Guidance on individualized treatment rule estimation in high dimensions.

Abstract

Individualized treatment rules, cornerstones of precision medicine, inform patient treatment decisions with the goal of optimizing patient outcomes. These rules are generally unknown functions of patients' pre-treatment covariates, meaning they must be estimated from clinical or observational study data. Myriad methods have been developed to learn these rules, and these procedures are demonstrably successful in traditional asymptotic settings with moderate number of covariates. The finite-sample performance of these methods in high-dimensional covariate settings, which are increasingly the norm in modern clinical trials, has not been well characterized, however. We perform a comprehensive comparison of state-of-the-art individualized treatment rule estimators, assessing performance on the basis of the estimators' rule quality, interpretability, and computational efficiency. Sixteen data-generating processes with continuous outcomes and binary treatment assignments are considered, reflecting a diversity of randomized and observational studies.
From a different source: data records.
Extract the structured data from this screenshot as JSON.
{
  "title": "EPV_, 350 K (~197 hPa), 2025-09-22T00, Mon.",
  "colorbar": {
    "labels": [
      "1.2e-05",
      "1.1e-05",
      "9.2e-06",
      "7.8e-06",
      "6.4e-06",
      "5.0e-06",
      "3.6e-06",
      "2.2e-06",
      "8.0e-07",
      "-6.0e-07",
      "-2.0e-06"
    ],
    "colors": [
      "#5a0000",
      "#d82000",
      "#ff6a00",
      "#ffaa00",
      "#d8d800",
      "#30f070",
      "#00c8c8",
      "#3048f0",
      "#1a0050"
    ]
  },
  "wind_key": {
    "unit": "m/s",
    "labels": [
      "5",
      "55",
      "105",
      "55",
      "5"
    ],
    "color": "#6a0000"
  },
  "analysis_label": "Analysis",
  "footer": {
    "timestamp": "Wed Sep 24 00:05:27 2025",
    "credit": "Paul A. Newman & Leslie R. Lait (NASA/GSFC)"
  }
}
We summarize our findings and provide succinct advice to practitioners needing to estimate individualized treatment rules in high dimensions. Owing to individualized treatment rule estimators' poor interpretability, we propose a novel pre-treatment covariate filtering procedure based on recent work for uncovering treatment effect modifiers. We show that it improves estimators' rule quality and interpretability. All code is made publicly available, facilitating modifications and extensions to our simulation study.